The next morning, they announced that Sensation’s catch was disqualified.
“Nobody was pulling for those guys harder than we were on the Big Rock board,” Ivey said in an interview. “You know, they’re a hometown boat. Everybody knows who they are. But the rules are rules, and to keep up the integrity of the tournament, we have to enforce the rules as they’re written in our rule book.”
Bleau has officially protested the decision and retained legal counsel. Neither he nor Ivey would discuss any possible litigation. Bleau’s argument is that previous Big Rock marlins have come in with bites and still been counted as qualified results. Some people point to the 2019 winner, a 914-pound marlin caught by the fishing boat Top Dog, as an example. But Ivey said that fish was mutilated only after the fight was over, when the fishermen were hauling it into the boat.
Bleau has plenty of support in Morehead City. His daughter made T-shirts identifying Sensation as the Big Rock People’s Champion and sold more than 1,000 of them.

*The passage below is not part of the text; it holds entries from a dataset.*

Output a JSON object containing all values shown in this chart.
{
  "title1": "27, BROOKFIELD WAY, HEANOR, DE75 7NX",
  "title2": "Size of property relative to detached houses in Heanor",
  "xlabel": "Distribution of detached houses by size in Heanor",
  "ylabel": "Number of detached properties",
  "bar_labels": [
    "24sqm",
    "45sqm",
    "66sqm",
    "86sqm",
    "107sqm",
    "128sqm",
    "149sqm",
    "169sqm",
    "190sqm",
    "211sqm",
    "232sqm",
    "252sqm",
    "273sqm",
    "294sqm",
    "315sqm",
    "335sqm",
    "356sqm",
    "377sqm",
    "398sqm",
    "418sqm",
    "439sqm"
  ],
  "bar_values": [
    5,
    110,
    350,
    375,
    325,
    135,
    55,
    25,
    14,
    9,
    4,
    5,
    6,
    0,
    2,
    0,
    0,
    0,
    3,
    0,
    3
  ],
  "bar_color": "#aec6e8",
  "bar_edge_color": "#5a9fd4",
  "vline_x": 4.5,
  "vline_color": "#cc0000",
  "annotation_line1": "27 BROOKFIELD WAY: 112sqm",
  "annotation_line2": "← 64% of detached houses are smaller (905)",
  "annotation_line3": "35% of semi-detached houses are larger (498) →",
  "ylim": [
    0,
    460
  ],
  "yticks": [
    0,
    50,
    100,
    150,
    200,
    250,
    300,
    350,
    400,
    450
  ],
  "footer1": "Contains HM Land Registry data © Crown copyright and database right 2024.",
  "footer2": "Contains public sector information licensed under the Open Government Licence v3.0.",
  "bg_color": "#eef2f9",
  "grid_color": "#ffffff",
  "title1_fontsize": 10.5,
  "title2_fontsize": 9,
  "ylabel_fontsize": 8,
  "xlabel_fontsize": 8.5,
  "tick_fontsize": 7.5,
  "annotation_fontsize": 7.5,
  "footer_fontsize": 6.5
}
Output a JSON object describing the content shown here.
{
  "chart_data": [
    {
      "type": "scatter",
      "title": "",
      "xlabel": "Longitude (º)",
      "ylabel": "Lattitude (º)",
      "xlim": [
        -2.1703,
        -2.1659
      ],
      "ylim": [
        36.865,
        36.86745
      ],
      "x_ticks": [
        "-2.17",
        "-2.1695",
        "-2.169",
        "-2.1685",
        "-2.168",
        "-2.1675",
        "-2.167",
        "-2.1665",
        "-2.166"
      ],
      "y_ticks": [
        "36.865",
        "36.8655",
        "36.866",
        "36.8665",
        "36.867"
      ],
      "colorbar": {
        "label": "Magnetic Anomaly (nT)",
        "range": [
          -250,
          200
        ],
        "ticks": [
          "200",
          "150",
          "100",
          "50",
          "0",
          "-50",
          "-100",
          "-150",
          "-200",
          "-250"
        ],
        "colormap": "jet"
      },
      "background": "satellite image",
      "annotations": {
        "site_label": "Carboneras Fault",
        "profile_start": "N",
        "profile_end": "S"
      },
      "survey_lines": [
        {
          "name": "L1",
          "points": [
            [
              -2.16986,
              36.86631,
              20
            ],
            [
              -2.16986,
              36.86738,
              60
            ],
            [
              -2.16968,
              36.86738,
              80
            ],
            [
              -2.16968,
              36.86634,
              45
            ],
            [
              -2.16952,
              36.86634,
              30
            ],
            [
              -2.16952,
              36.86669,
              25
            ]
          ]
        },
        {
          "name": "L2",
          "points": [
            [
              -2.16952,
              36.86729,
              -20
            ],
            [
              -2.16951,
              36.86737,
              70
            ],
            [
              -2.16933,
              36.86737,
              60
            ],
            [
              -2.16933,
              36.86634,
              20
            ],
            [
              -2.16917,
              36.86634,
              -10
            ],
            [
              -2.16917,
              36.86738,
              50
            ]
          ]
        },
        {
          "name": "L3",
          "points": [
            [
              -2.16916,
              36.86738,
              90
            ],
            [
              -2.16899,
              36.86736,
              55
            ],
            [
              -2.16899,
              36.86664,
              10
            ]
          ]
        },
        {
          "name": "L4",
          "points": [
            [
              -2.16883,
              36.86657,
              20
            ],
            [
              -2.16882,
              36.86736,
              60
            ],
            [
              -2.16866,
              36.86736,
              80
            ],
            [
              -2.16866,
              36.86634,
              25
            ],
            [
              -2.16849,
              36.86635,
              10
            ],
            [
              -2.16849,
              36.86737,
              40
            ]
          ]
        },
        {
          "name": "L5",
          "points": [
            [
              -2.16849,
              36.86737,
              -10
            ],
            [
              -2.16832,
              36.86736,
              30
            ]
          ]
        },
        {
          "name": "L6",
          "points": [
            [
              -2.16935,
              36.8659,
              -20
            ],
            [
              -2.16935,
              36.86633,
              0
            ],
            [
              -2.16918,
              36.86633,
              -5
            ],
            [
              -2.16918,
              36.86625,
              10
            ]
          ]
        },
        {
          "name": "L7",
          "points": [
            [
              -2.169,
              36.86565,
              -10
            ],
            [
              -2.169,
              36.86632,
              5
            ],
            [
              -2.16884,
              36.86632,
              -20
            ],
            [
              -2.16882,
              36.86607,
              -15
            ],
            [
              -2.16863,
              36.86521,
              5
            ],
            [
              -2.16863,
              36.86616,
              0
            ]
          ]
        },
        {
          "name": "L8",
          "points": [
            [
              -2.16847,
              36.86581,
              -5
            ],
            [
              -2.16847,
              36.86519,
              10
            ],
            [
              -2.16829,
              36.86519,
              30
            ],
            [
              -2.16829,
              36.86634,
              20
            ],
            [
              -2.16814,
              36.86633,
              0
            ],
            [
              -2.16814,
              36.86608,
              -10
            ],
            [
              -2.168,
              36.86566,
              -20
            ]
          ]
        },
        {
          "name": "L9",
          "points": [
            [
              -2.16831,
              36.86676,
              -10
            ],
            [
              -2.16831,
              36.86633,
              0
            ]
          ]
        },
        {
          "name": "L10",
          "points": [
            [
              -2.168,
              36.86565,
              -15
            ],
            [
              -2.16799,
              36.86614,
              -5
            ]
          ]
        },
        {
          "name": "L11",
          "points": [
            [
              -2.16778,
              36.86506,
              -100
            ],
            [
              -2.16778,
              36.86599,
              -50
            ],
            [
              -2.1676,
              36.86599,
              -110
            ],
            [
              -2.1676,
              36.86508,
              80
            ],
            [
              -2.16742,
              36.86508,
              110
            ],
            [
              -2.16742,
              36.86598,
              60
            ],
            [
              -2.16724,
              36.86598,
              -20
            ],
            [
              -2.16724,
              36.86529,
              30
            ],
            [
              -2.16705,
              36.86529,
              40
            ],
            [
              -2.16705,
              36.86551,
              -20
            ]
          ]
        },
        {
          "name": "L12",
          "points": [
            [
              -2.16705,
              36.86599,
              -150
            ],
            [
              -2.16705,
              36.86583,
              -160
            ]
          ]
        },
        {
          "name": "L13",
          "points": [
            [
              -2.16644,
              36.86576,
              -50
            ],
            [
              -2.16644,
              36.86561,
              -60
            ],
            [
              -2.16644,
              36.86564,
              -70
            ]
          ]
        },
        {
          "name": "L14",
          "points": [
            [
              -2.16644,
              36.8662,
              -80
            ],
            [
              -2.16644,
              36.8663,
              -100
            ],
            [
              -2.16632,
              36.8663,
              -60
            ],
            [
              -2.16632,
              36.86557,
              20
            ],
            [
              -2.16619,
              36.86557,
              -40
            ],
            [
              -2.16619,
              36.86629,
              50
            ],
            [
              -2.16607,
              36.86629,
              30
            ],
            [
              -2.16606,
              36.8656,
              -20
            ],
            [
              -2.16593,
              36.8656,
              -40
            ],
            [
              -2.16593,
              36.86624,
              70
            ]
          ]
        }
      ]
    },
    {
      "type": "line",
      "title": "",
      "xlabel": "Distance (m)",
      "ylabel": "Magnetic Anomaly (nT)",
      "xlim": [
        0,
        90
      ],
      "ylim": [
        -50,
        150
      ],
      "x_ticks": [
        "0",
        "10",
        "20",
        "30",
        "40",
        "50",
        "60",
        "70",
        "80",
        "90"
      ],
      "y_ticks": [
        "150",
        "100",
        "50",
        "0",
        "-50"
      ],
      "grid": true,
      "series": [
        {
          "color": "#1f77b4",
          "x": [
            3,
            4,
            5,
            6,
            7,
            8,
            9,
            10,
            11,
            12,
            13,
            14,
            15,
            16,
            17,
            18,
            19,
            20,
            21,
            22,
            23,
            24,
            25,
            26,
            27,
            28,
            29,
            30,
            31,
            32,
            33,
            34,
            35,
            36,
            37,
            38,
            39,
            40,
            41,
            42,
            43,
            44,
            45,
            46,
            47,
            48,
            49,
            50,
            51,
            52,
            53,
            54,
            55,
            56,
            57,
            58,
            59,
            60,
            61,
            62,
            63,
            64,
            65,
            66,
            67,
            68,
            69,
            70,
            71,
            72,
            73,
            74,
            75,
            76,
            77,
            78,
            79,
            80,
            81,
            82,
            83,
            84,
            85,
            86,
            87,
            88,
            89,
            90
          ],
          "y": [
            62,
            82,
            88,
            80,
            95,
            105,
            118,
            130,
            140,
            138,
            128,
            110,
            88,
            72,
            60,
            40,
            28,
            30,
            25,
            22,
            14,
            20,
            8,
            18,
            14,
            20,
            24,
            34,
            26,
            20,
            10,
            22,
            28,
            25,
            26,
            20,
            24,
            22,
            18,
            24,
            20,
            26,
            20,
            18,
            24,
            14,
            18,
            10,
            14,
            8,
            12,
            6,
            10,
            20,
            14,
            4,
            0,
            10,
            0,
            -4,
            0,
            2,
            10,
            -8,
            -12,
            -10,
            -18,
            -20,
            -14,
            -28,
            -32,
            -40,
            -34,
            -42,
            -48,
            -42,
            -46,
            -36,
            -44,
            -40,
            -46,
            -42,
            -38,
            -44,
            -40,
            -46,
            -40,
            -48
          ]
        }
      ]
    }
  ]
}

It turns out that losing $3.5 million because of a poorly timed shark bite is the sort of thing that makes fishermen examine their real principles.
“I’ve never been about the money,” McCoy said. “I wanted my name on that Big Rock fountain. I have ever since I started fishing down here. And I thought I’d done it.”
The other day, Scooter was talking to a friend on another boat, saying he felt like he had won the tournament.
“But y’all didn’t win,” another guy on the boat said. He had been part of the crew on Sushi that caught the winning marlin.
Scooter shrugged and said, “We caught a bigger fish.”